Now if it gets run over by a steamroller another time, it will still look like this:

enter image description here

Solution 2:

I do think the wiki's explanation is pretty good:

A projection is a mapping of a set (or other mathematical structure) into a subset 
(or sub-structure), which is equal to its square for mapping composition (or, 
in other words, which is idempotent).

Even more simply: it is an idempotent homomorphism.

Solution 3:

If you want a practical application of it I have one, it is indeed as they say that you take a higher dimensional object and put it into a lower dimensional one. A real world example is computer games. They are almost all generated in a 3D enviorement where they interact with polygons and all that computer stuff. However our screens are only 2D so all that 3D delicious game stuff must be projected onto a 2D surface to be displayed.

Solution 4:

I always think of it as mapping an object to its shadow (like a 3D person "projected" onto the plane of the ground a 2D image). You can get different projections by adjusting the location of the light source.
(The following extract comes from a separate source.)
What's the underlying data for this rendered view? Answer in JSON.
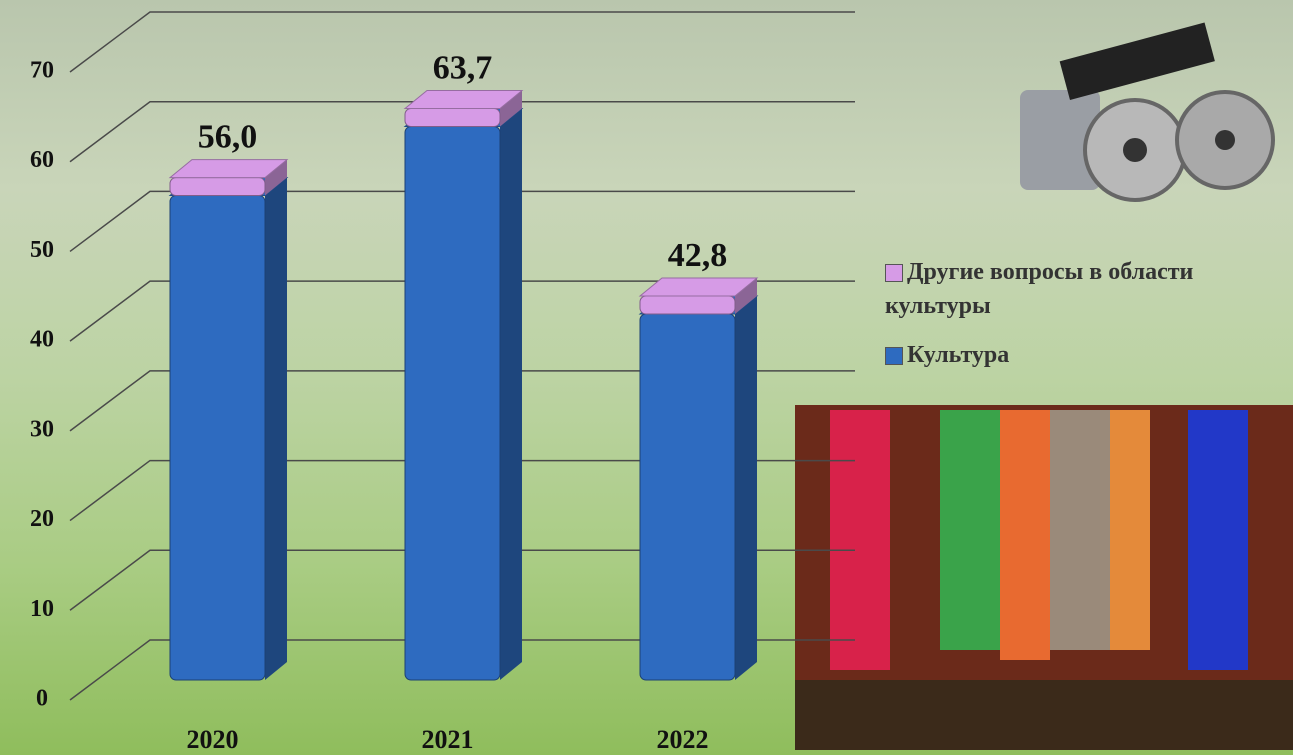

Of course this is just 3D-2D "intuition" but it has worked for me...

Solution 5:

It projects the input onto a lower dimensional subset.

One example of a projection is the function

\begin{align} P:\mathbb{R}^3&\to\mathbb{R}^3\\ (x,y,z)&\mapsto (x,y,0) \end{align}

That is $P(x,y,z) = (x,y,0)$. You can visualize this function as it takes an input (a point in $3$D-space) and maps the point to the point below it on the $(x,y)$-plane (which is $2$-dimensional).